For baking, salad dressings, and sautéing I use canola oil or extra virgin olive oil, which have more healthy mono and polyunsaturated fats than other fats like butter. Canola oil is light, clear and has a mild flavor that doesn’t interfere with the taste of baked goods. When I’m looking for more flavor for salad dressings or sautéing, extra virgin olive oil is my favorite. For Asian dishes, I love sesame oil, which is also lower in saturated fats and adds a rich flavor.
I always keep my pantry stocked with canned veggies, legumes, tuna, tomatoes and other staples because canned goods help me save prep time and ensure that I’m getting healthy, homemade meals on the table more often.
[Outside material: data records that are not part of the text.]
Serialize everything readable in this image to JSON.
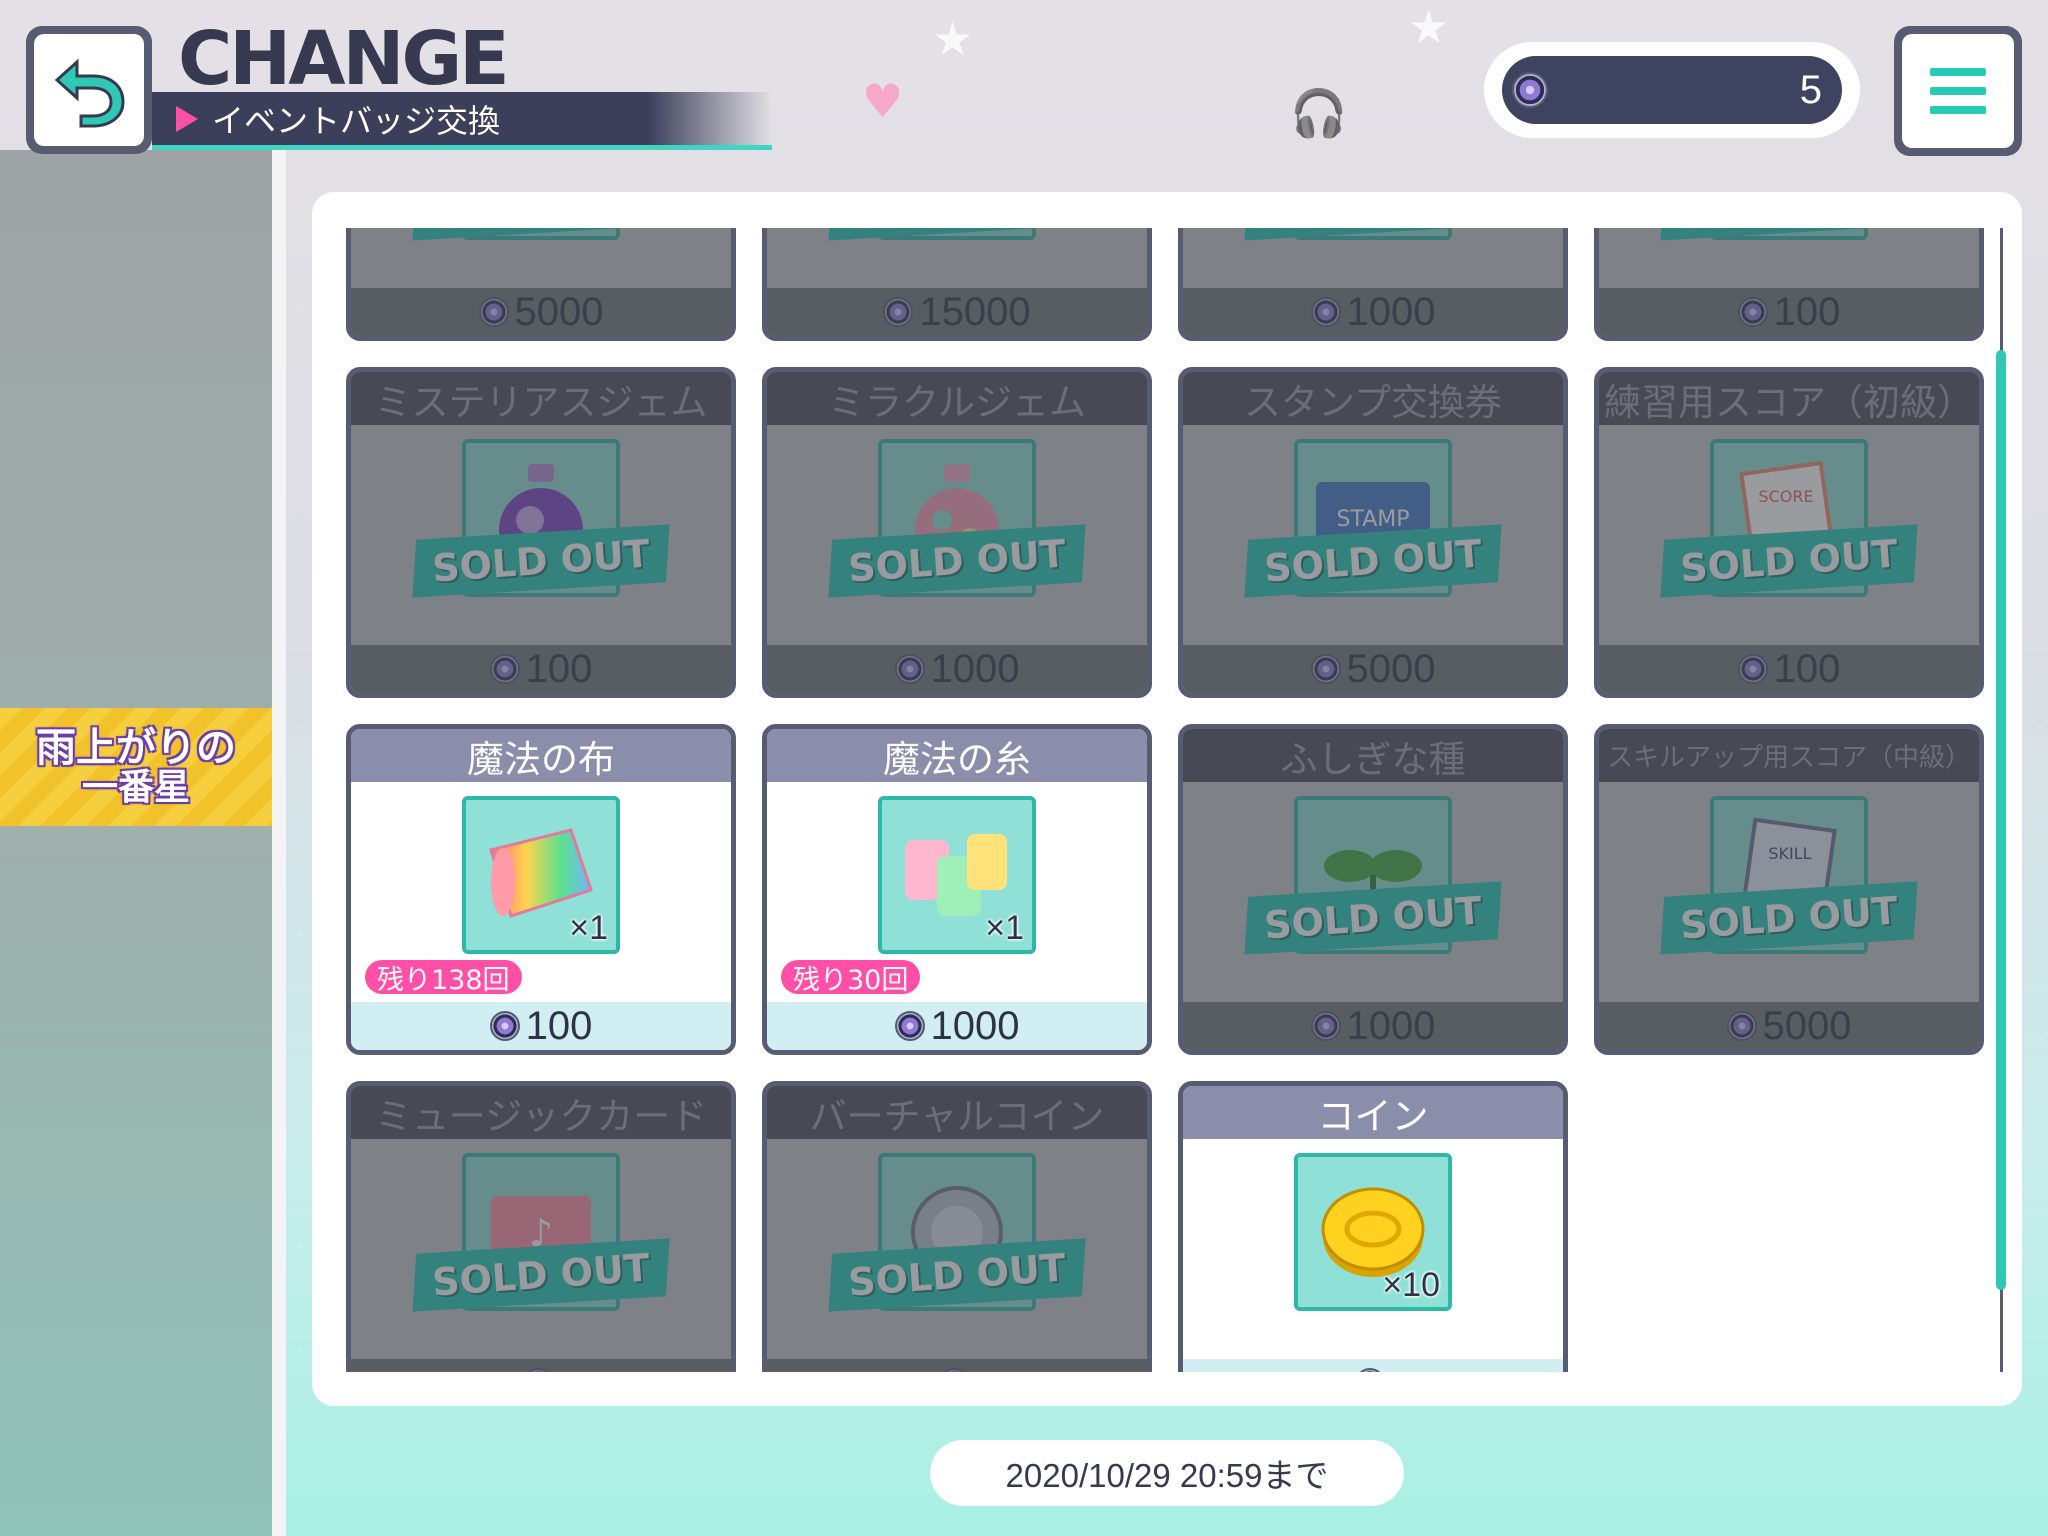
{
  "header": {
    "title": "CHANGE",
    "subtitle": "イベントバッジ交換",
    "badge_count": "5"
  },
  "side_banner": {
    "line1": "雨上がりの",
    "line2": "一番星"
  },
  "sold_out_label": "SOLD OUT",
  "items": [
    {
      "name": "",
      "icon": "item-icon",
      "price": "5000",
      "sold_out": true
    },
    {
      "name": "",
      "icon": "item-icon",
      "price": "15000",
      "sold_out": true
    },
    {
      "name": "",
      "icon": "item-icon",
      "price": "1000",
      "sold_out": true
    },
    {
      "name": "",
      "icon": "item-icon",
      "price": "100",
      "sold_out": true
    },
    {
      "name": "ミステリアスジェム",
      "icon": "mysterious-gem-icon",
      "price": "100",
      "sold_out": true
    },
    {
      "name": "ミラクルジェム",
      "icon": "miracle-gem-icon",
      "price": "1000",
      "sold_out": true
    },
    {
      "name": "スタンプ交換券",
      "icon": "stamp-ticket-icon",
      "price": "5000",
      "sold_out": true
    },
    {
      "name": "練習用スコア（初級）",
      "icon": "practice-score-icon",
      "price": "100",
      "sold_out": true
    },
    {
      "name": "魔法の布",
      "icon": "magic-cloth-icon",
      "qty": "×1",
      "remaining": "残り138回",
      "price": "100",
      "sold_out": false
    },
    {
      "name": "魔法の糸",
      "icon": "magic-thread-icon",
      "qty": "×1",
      "remaining": "残り30回",
      "price": "1000",
      "sold_out": false
    },
    {
      "name": "ふしぎな種",
      "icon": "mysterious-seed-icon",
      "price": "1000",
      "sold_out": true
    },
    {
      "name": "スキルアップ用スコア（中級）",
      "icon": "skill-score-icon",
      "price": "5000",
      "sold_out": true
    },
    {
      "name": "ミュージックカード",
      "icon": "music-card-icon",
      "price": "",
      "sold_out": true
    },
    {
      "name": "バーチャルコイン",
      "icon": "virtual-coin-icon",
      "price": "",
      "sold_out": true
    },
    {
      "name": "コイン",
      "icon": "coin-icon",
      "qty": "×10",
      "price": "",
      "sold_out": false
    }
  ],
  "deadline": "2020/10/29 20:59まで",
  "colors": {
    "accent": "#2ec8b4",
    "dark": "#3b3f59",
    "pink": "#ff4fa6"
  }
}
What’s more, canned foods are picked and packed at the peak of ripeness, so they have as much — or sometimes even more — nutrients than fresh.
Dried Herbs and Spices
One of the easiest ways to add flavor — without any added sugars, calories or fat — is with dried herbs and spices. Ounce per ounce, dried herbs and spices pack in more antioxidants than most other foods. A study of more than 3,000 common foods found that dried herbs like cloves, allspice, oregano, ginger, cinnamon, turmeric, basil, sage and rosemary were some of the most concentrated antioxidant powerhouses among all foods. Be sure to look at the expiration date on your spices to ensure that they still potent.
Broths and Condiments
Chicken stock or broth is a must have for making delicious soups on a moment’s notice. Look for low-sodium versions to keep sodium in check. Condiments like vinegar (balsamic, cider, and white), soy sauce (again, go with a low-sodium version), mustard (Dijon, yellow, spicy brown and honey), cocktail and hot sauce will help you add flavor while minimizing calories.